Friday, December 31, 2004

Final post of 2004

From me anyway. This is always supposed to be that time of the year when we sit back and reflect, but GipperClone has already done a pretty good job of that, and I have little to add. I suppose there is a reason he may have forgotten about the Sox, especially their great comeback against the Yankees.

Instead of looking back I choose to look forward. 2005 promises to be an eventful year politically. Not only will we surely have a contentious Supreme Court confirmation battle or two, but Republicans seem ready to charge full steam ahead with lower Court appointments. Judicial fights rarely are sexy enough for lots of coverage, but this could be much different. I think most people have caught on with the idea that there is a deep ideological schism when it comes to judicial philosophy. The left is largely out of power legislatively (though it does have a two-seat advantage in counting up all state legislative seats), and it needs to protect the judiciary in order to maintain some semblance of power. the right recognizes that now is the moment to reshape the third branch and halt judicial activism. This could be the biggest issue of the year.

The other issue of monumental importance is Iraq specifically and foreign policy more generally. Iraq will presumably be holding elections within a month, and how they are conducted and what results from it will go a long way in shaping how we deal with the Middle East. All eyes will be on Iraq in thirty days, for these elections might determine the future of out Middle East policy. God willing all will go well (or reasonably so), and we can build to building something stable in that region of the world. If not, well . . .

I also think 2005 will witness the continuation of what began after the election: Intra-party squabbling. Both parties came out of the election somewhat bruised and battered, though the Democratic party obviously more so than the Republican. But conservatives are also re-evaluating their position. While most of us glady supported President Bush and are extremely happy that he won, we remain wary about many of his domestic policy stances, in particular immigration (which David Frim predicts will rend the party more than any other issue). Moreover, conservatives are beginning to get antsy over neoconservative foreign policy, and though we appreciate the idealism therein, we hope to steer the foreign policy of our Nation in a more prgamatic direction. Don't get me wrong, I think the Iraq war was the right war at the right time, but we must be remain pragmatic and cautious. Before we extend our mission to Iran, Syria, or some other Middle East locale, we must internally explore what we hope to accomplish militarily and why. There has been some debate in the past few days between Michael Ledeen and others on the one hand, and Ross Douthat on this very score. Both sides seem to want the same thing, but have very different ideas about how to go about it. Democratization is a noble goal, but will it do what the neoconservatives think it will do to bring about stability in the Middle East? I think Douthat's skepticism is warrented and welcome. Look for more intra-ideological debate on both sides in the year ahead.
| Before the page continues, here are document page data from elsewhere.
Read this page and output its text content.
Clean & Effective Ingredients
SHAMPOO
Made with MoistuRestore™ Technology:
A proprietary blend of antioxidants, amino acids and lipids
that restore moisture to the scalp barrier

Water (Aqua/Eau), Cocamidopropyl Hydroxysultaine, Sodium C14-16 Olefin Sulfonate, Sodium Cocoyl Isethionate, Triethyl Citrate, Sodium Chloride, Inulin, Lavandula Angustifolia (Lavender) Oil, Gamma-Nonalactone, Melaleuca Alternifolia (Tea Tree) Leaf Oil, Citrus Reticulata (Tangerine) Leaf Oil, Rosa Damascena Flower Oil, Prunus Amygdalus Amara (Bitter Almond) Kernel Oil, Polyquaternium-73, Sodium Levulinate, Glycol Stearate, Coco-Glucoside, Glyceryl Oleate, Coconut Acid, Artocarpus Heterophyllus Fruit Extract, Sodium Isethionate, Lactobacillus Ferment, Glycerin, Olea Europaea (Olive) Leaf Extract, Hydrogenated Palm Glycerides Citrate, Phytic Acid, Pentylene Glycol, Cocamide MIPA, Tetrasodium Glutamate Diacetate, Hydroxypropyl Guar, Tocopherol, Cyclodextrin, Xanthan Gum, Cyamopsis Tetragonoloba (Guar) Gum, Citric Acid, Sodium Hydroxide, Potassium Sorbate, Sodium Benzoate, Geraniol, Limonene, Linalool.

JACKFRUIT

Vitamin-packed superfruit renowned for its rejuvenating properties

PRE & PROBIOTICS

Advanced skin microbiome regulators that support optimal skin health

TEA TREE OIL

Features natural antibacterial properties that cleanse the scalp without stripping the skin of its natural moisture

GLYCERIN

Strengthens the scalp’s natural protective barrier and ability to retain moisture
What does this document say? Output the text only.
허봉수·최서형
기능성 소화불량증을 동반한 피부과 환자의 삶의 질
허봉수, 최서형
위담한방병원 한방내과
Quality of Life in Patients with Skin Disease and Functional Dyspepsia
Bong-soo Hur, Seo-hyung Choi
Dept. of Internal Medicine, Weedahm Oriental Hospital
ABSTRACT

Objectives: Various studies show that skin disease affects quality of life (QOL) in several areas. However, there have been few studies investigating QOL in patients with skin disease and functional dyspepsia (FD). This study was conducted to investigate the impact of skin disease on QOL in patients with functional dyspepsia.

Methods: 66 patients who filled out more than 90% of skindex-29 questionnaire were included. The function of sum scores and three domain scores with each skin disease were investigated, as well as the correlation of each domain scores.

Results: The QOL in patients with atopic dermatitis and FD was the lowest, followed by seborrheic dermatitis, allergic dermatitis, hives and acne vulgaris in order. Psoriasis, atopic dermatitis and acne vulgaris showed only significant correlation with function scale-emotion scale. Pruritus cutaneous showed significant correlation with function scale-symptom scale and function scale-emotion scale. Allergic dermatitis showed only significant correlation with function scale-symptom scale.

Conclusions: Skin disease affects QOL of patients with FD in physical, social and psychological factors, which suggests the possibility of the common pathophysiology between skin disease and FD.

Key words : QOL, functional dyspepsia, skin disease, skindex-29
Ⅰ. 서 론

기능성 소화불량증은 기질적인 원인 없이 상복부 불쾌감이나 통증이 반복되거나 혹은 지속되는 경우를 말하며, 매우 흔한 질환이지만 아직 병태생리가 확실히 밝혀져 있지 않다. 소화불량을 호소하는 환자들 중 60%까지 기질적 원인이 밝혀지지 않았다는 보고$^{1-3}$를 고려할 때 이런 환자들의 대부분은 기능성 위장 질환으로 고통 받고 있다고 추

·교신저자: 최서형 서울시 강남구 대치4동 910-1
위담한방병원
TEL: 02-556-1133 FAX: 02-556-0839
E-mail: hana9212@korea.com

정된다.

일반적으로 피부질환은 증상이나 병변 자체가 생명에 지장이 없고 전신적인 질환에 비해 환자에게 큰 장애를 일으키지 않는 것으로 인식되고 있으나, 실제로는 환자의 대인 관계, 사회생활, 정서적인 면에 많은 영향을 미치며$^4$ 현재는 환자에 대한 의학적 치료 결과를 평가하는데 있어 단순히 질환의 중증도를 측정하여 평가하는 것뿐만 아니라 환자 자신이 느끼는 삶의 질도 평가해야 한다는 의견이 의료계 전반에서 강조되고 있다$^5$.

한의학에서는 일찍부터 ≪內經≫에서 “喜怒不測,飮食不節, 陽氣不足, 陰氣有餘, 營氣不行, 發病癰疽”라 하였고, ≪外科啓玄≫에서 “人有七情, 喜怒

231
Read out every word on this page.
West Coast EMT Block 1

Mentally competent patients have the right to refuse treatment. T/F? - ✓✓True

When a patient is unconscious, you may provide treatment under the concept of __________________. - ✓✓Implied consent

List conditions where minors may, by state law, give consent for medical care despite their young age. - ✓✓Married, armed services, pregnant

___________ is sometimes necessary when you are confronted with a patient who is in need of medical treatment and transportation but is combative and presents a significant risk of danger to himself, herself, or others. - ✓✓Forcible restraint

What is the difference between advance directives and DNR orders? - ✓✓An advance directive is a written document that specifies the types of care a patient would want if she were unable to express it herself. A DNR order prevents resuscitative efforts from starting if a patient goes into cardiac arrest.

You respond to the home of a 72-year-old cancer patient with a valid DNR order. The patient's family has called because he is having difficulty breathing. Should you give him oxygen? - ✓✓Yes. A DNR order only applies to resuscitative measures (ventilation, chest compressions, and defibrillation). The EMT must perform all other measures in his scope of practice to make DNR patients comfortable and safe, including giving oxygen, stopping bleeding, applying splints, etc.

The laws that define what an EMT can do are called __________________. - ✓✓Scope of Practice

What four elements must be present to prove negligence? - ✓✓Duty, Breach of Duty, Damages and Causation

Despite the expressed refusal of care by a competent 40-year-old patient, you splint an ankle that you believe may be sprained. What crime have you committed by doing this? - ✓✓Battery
Of course the fight over Social Security, taxes, and spending will continue apace. Both intra- and inter-party battles over immigration will be faught. There will be some new reality shows, maybe someone will finally die on one of these things and networks will pause and consider putting something worthwhile on the air. The Patriots will win the Super Bowl, some team other than the Yankees (though definitely not the Braves) will win the World Series after Randy Johnson blows out his hip in the first round of the playoffs, and I will finish my dissertation. Okay, the last one is wishful thinking.

So that is all from me for the new year. It has been a year that for me was filled with many ups and some unfortunate downs. I hope that the next year brings us all much more happiness and security. God bless all of you, and see you in 2005.